## Monday, September 15, 2014

### Interesting Log Relationships (1)

As is well known the average spread or gap between primes (to n) is measured approximately by log n.

For example when n = 100, log n = 4.605…, so we would expect the average gap between primes in the region of 100 to lie somewhere between 4 and 5 (approximately).

This relative measurement will then steadily improve in accuracy for larger values of n.

Therefore the change in the spread between primes as the natural number increases by 1 to n is given as log n – log (n – 1) = log n/(n – 1).

This difference of logs is given by the infinite expression,

i.e. log n – log (n – 1) = 1/n + 1/2n2 + 1/3n3 + 1/4n4 +……

For large n this entails that log n – log (n – 1) is approximated very accurately by 1/n.

For example if n = 1,000, then log n – log (n – 1) = log 1,000 – log 999

= 6.9077552… –  6.9067547… = .0010005…

And this result - for a still comparatively low value of n - is already very close to the reciprocal of n, i.e. 1/1000 = .001.

Indeed if we take for greater accuracy the midpoint of the two numbers 999 and 1000, i.e. 999.5, then the result from subtracting the two log expressions is extremely close to the reciprocal of 999.5, i.e. .0010000500025…

What we have illustrated here stands here as perhaps the most remarkable - yet simple - example of the nature of prime behaviour in that the change in the average spread (or gap) as between successive prime numbers at n is intimately related to the corresponding reciprocal of n.

In truth, the average spread between primes is better approximated by log n – 1 and this distinction would be indeed significant over the lower ranges of n!

For example there are 78,498 primes less than 1,000,000.

Now using log n as the estimate for the average spread as between primes, this would indicate using the formula n/log n, a total of 72,382 primes up to 1,000,000.

However using log n – 1 as the average spread between primes this would give, using the corresponding formula, n/ log n – 1, the much more accurate total of 78,030 primes (to 1,000,000).

However for very large n, the distinction as between log n and log n – 1 becomes increasingly less significant in relative terms.

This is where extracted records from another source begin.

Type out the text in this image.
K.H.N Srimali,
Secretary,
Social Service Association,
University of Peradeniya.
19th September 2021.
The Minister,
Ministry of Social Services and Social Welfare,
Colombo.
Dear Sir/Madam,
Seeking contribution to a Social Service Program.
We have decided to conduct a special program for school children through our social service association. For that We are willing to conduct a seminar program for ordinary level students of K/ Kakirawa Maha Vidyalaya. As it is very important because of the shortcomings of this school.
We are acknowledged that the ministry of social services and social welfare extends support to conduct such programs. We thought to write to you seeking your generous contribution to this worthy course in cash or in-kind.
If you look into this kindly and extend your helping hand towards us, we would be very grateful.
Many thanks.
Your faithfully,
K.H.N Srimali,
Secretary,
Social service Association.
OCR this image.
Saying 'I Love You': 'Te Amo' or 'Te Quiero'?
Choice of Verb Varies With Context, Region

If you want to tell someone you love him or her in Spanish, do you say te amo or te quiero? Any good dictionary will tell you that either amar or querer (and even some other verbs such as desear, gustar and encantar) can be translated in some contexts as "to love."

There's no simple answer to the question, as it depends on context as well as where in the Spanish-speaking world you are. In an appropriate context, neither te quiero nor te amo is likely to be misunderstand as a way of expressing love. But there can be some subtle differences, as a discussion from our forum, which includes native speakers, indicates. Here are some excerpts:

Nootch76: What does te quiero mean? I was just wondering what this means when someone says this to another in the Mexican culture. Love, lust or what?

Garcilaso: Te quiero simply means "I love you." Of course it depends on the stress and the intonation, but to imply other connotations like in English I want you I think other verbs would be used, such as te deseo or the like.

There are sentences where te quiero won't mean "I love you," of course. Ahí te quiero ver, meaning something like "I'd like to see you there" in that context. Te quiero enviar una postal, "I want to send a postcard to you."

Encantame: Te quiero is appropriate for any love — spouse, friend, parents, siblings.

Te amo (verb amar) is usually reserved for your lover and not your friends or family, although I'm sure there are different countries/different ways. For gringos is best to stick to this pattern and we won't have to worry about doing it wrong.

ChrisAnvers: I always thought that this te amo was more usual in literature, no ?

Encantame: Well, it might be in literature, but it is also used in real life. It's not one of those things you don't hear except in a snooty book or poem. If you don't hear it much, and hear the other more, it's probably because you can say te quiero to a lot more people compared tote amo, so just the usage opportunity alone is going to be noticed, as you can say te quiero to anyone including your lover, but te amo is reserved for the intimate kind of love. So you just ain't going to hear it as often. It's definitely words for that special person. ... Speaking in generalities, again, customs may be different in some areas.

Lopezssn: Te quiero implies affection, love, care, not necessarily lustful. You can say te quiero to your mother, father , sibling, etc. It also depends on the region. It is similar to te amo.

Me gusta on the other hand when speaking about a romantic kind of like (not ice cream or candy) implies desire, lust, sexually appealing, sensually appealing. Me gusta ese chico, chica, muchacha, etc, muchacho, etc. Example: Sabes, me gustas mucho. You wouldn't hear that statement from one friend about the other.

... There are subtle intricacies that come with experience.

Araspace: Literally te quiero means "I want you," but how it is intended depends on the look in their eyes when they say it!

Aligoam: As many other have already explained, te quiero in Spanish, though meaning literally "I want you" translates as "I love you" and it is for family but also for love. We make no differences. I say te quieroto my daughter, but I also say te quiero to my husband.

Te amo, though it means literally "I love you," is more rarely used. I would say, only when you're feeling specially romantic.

What is not commonly realised is that log n has an equally important complementary significance with respect to the natural factors of a number.

Once, again these natural factors are defined solely with respect to the composite natural numbers and relate to all the factors of such a number (except 1).

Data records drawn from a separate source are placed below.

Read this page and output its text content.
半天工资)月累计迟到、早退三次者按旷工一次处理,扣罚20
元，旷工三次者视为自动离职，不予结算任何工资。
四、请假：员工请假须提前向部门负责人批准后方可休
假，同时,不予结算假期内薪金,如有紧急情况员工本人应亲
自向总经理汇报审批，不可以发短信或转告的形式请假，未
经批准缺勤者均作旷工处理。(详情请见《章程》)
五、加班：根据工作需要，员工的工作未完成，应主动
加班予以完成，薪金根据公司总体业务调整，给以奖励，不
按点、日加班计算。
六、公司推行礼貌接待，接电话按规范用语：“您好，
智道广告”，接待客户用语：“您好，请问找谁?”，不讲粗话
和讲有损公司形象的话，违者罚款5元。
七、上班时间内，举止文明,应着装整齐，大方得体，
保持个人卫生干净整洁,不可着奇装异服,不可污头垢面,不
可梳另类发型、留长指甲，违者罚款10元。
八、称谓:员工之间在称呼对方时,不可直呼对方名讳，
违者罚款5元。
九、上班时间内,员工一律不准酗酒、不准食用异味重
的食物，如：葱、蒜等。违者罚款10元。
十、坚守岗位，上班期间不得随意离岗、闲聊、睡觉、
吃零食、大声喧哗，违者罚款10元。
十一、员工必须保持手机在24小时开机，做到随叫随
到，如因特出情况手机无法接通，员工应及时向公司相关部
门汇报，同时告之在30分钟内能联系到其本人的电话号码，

So for example, 12 contains 5 natural factors i.e. 2, 3, 4, 6 and 12!

Now, log n - though once again log n – 1 is the better estimate for smaller values of n - measures the average number of natural factors per unit to n.

Therefore, for example when n = 100, we would say that the average number of factors per unit = 4.605…

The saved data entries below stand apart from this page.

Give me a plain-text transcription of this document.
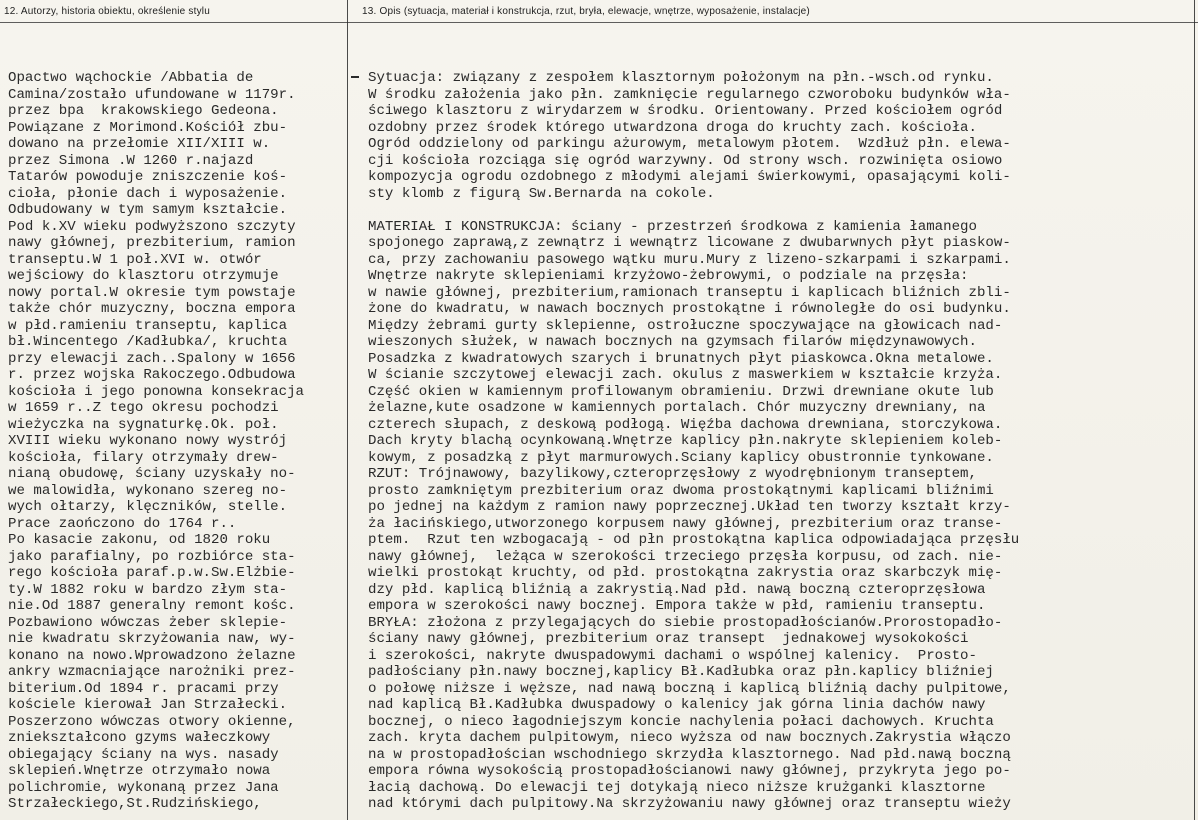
12. Autorzy, historia obiektu, określenie stylu	13. Opis (sytuacja, materiał i konstrukcja, rzut, bryła, elewacje, wnętrze, wyposażenie, instalacje)
Opactwo wąchockie /Abbatia de
Camina/zostało ufundowane w 1179r.
przez bpa  krakowskiego Gedeona.
Powiązane z Morimond.Kościół zbu-
dowano na przełomie XII/XIII w.
przez Simona .W 1260 r.najazd
Tatarów powoduje zniszczenie koś-
cioła, płonie dach i wyposażenie.
Odbudowany w tym samym kształcie.
Pod k.XV wieku podwyższono szczyty
nawy głównej, prezbiterium, ramion
transeptu.W 1 poł.XVI w. otwór
wejściowy do klasztoru otrzymuje
nowy portal.W okresie tym powstaje
także chór muzyczny, boczna empora
w płd.ramieniu transeptu, kaplica
bł.Wincentego /Kadłubka/, kruchta
przy elewacji zach..Spalony w 1656
r. przez wojska Rakoczego.Odbudowa
kościoła i jego ponowna konsekracja
w 1659 r..Z tego okresu pochodzi
wieżyczka na sygnaturkę.Ok. poł.
XVIII wieku wykonano nowy wystrój
kościoła, filary otrzymały drew-
nianą obudowę, ściany uzyskały no-
we malowidła, wykonano szereg no-
wych ołtarzy, klęczników, stelle.
Prace zaończono do 1764 r..
Po kasacie zakonu, od 1820 roku
jako parafialny, po rozbiórce sta-
rego kościoła paraf.p.w.Sw.Elżbie-
ty.W 1882 roku w bardzo złym sta-
nie.Od 1887 generalny remont kośc.
Pozbawiono wówczas żeber sklepie-
nie kwadratu skrzyżowania naw, wy-
konano na nowo.Wprowadzono żelazne
ankry wzmacniające narożniki prez-
biterium.Od 1894 r. pracami przy
kościele kierował Jan Strzałecki.
Poszerzono wówczas otwory okienne,
zniekształcono gzyms wałeczkowy
obiegający ściany na wys. nasady
sklepień.Wnętrze otrzymało nowa
polichromie, wykonaną przez Jana
Strzałeckiego,St.Rudzińskiego,
Sytuacja: związany z zespołem klasztornym położonym na płn.-wsch.od rynku.
W środku założenia jako płn. zamknięcie regularnego czworoboku budynków wła-
ściwego klasztoru z wirydarzem w środku. Orientowany. Przed kościołem ogród
ozdobny przez środek którego utwardzona droga do kruchty zach. kościoła.
Ogród oddzielony od parkingu ażurowym, metalowym płotem.  Wzdłuż płn. elewa-
cji kościoła rozciąga się ogród warzywny. Od strony wsch. rozwinięta osiowo
kompozycja ogrodu ozdobnego z młodymi alejami świerkowymi, opasającymi koli-
sty klomb z figurą Sw.Bernarda na cokole.

MATERIAŁ I KONSTRUKCJA: ściany - przestrzeń środkowa z kamienia łamanego
spojonego zaprawą,z zewnątrz i wewnątrz licowane z dwubarwnych płyt piaskow-
ca, przy zachowaniu pasowego wątku muru.Mury z lizeno-szkarpami i szkarpami.
Wnętrze nakryte sklepieniami krzyżowo-żebrowymi, o podziale na przęsła:
w nawie głównej, prezbiterium,ramionach transeptu i kaplicach bliźnich zbli-
żone do kwadratu, w nawach bocznych prostokątne i równoległe do osi budynku.
Między żebrami gurty sklepienne, ostrołuczne spoczywające na głowicach nad-
wieszonych służek, w nawach bocznych na gzymsach filarów międzynawowych.
Posadzka z kwadratowych szarych i brunatnych płyt piaskowca.Okna metalowe.
W ścianie szczytowej elewacji zach. okulus z maswerkiem w kształcie krzyża.
Część okien w kamiennym profilowanym obramieniu. Drzwi drewniane okute lub
żelazne,kute osadzone w kamiennych portalach. Chór muzyczny drewniany, na
czterech słupach, z deskową podłogą. Więźba dachowa drewniana, storczykowa.
Dach kryty blachą ocynkowaną.Wnętrze kaplicy płn.nakryte sklepieniem koleb-
kowym, z posadzką z płyt marmurowych.Sciany kaplicy obustronnie tynkowane.
RZUT: Trójnawowy, bazylikowy,czteroprzęsłowy z wyodrębnionym transeptem,
prosto zamkniętym prezbiterium oraz dwoma prostokątnymi kaplicami bliźnimi
po jednej na każdym z ramion nawy poprzecznej.Układ ten tworzy kształt krzy-
ża łacińskiego,utworzonego korpusem nawy głównej, prezbiterium oraz transe-
ptem.  Rzut ten wzbogacają - od płn prostokątna kaplica odpowiadająca przęsłu
nawy głównej,  leżąca w szerokości trzeciego przęsła korpusu, od zach. nie-
wielki prostokąt kruchty, od płd. prostokątna zakrystia oraz skarbczyk mię-
dzy płd. kaplicą bliźnią a zakrystią.Nad płd. nawą boczną czteroprzęsłowa
empora w szerokości nawy bocznej. Empora także w płd, ramieniu transeptu.
BRYŁA: złożona z przylegających do siebie prostopadłościanów.Prorostopadło-
ściany nawy głównej, prezbiterium oraz transept  jednakowej wysokokości
i szerokości, nakryte dwuspadowymi dachami o wspólnej kalenicy.  Prosto-
padłościany płn.nawy bocznej,kaplicy Bł.Kadłubka oraz płn.kaplicy bliźniej
o połowę niższe i węższe, nad nawą boczną i kaplicą bliźnią dachy pulpitowe,
nad kaplicą Bł.Kadłubka dwuspadowy o kalenicy jak górna linia dachów nawy
bocznej, o nieco łagodniejszym koncie nachylenia połaci dachowych. Kruchta
zach. kryta dachem pulpitowym, nieco wyższa od naw bocznych.Zakrystia włączo
na w prostopadłościan wschodniego skrzydła klasztornego. Nad płd.nawą boczną
empora równa wysokością prostopadłościanowi nawy głównej, przykryta jego po-
łacią dachową. Do elewacji tej dotykają nieco niższe krużganki klasztorne
nad którymi dach pulpitowy.Na skrzyżowaniu nawy głównej oraz transeptu wieży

This would therefore suggest a cumulative total of 461 natural factors to 100.

However, because n is still very small, as we have seen, log n – 1, would - relatively - provide the better estimate.

As log 100 – 1= 3.605…,, this would give a cumulative estimate of factors up to 100 of 361.

Indeed this is very close to the actual cumulative total of factors to 100, which is 357!

Therefore we can equally say that the change in the average frequency of natural factors per unit as n increases by 1 is given by the reciprocal of n = 1/n.

So once again, as we have seen, when for example, n = 1,000, the change in the average gap between primes (per unit) is approximated by 1/1,000, likewise when n = 1,000, the average change in the frequency of natural factors (per unit) is likewise approximated by 1/1,000.